- Born: 1955 (age 70–71) Beirut, Lebanon
- Education: Lebanese American University (BA), California State University, Long Beach (MFA)
- Known for: Abstract art

= Ghada Jamal =

Lebanese-American abstract artist

Ghada Jamal (born 1955) is an abstract artist born in Beirut, Lebanon. Jamal studied Fine Arts at the Lebanese American University (LAU), where she graduated in 1984. She then relocated to California to pursue a Master's degree from California State University in Long Beach, graduating in 1991. Jamal currently teaches art at the University of Notre Dame and at the American University of Beirut in Lebanon and resides in California, USA.

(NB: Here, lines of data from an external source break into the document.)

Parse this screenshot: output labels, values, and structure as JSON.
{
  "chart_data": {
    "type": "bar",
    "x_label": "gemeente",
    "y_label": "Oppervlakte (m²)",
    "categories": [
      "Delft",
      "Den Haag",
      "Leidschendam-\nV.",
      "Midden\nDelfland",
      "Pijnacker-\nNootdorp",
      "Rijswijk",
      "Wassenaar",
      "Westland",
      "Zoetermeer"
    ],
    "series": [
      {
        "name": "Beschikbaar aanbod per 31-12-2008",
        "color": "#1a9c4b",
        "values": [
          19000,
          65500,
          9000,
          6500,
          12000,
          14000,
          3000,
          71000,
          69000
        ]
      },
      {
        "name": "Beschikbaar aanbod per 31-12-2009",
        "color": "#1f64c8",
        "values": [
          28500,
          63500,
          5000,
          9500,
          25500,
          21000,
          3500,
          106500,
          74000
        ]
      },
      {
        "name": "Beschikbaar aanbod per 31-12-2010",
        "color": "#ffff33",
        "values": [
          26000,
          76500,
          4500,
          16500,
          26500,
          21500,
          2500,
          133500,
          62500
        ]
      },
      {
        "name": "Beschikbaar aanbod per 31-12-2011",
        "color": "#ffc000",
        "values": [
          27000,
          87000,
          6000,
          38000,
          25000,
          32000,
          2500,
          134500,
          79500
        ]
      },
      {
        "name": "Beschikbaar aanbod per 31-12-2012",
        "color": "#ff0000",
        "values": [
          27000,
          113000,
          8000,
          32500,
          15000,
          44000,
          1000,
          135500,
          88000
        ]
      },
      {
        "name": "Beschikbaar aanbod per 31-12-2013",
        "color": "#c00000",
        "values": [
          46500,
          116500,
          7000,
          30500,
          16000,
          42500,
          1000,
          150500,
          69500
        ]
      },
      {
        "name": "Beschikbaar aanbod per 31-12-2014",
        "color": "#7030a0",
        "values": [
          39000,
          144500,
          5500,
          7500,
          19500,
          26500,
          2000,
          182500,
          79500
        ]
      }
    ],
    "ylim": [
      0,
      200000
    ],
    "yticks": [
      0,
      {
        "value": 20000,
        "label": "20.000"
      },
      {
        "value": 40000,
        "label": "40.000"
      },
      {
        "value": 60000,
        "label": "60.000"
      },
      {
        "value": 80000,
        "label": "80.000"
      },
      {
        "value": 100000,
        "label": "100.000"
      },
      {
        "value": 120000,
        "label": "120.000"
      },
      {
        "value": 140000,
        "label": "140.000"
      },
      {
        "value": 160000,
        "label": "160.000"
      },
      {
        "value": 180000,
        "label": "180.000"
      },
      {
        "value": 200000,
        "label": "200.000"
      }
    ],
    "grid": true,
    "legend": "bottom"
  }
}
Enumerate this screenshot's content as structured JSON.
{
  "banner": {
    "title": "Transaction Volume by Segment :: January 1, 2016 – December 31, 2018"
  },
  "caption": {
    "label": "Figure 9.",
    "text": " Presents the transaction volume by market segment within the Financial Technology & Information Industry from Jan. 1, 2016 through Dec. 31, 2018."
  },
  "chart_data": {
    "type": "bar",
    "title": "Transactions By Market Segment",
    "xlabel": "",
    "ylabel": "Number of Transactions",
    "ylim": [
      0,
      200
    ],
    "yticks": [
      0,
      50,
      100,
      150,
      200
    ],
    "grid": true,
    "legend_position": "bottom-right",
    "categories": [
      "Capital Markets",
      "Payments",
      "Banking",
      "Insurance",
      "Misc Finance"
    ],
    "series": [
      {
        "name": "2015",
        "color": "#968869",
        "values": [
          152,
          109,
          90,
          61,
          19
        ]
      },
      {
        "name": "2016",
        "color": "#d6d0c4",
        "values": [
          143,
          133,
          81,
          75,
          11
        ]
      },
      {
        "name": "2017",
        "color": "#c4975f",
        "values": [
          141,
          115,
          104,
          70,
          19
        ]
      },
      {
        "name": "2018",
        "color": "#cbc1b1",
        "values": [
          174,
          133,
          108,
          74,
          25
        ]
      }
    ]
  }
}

Jamal's abstract artwork depicts Middle Eastern landscapes, especially those of Lebanon throughout various political and economic eras. Her mediums include oil, acrylic, and chalk on canvas and paper. Her work varies in tone from peaceful and serene to violent and brutal, often emphasizing images and experiences of war.

Jamal's abstract art tackles diverse topics including but not limited to the devastation caused by the Lebanese civil war and the many Palestinian massacres, landscapes, city architecture, contemporary life, identity, identification and Islamic art.

Jamal's artwork has been displayed as part of both solo and group exhibitions in many galleries around the world.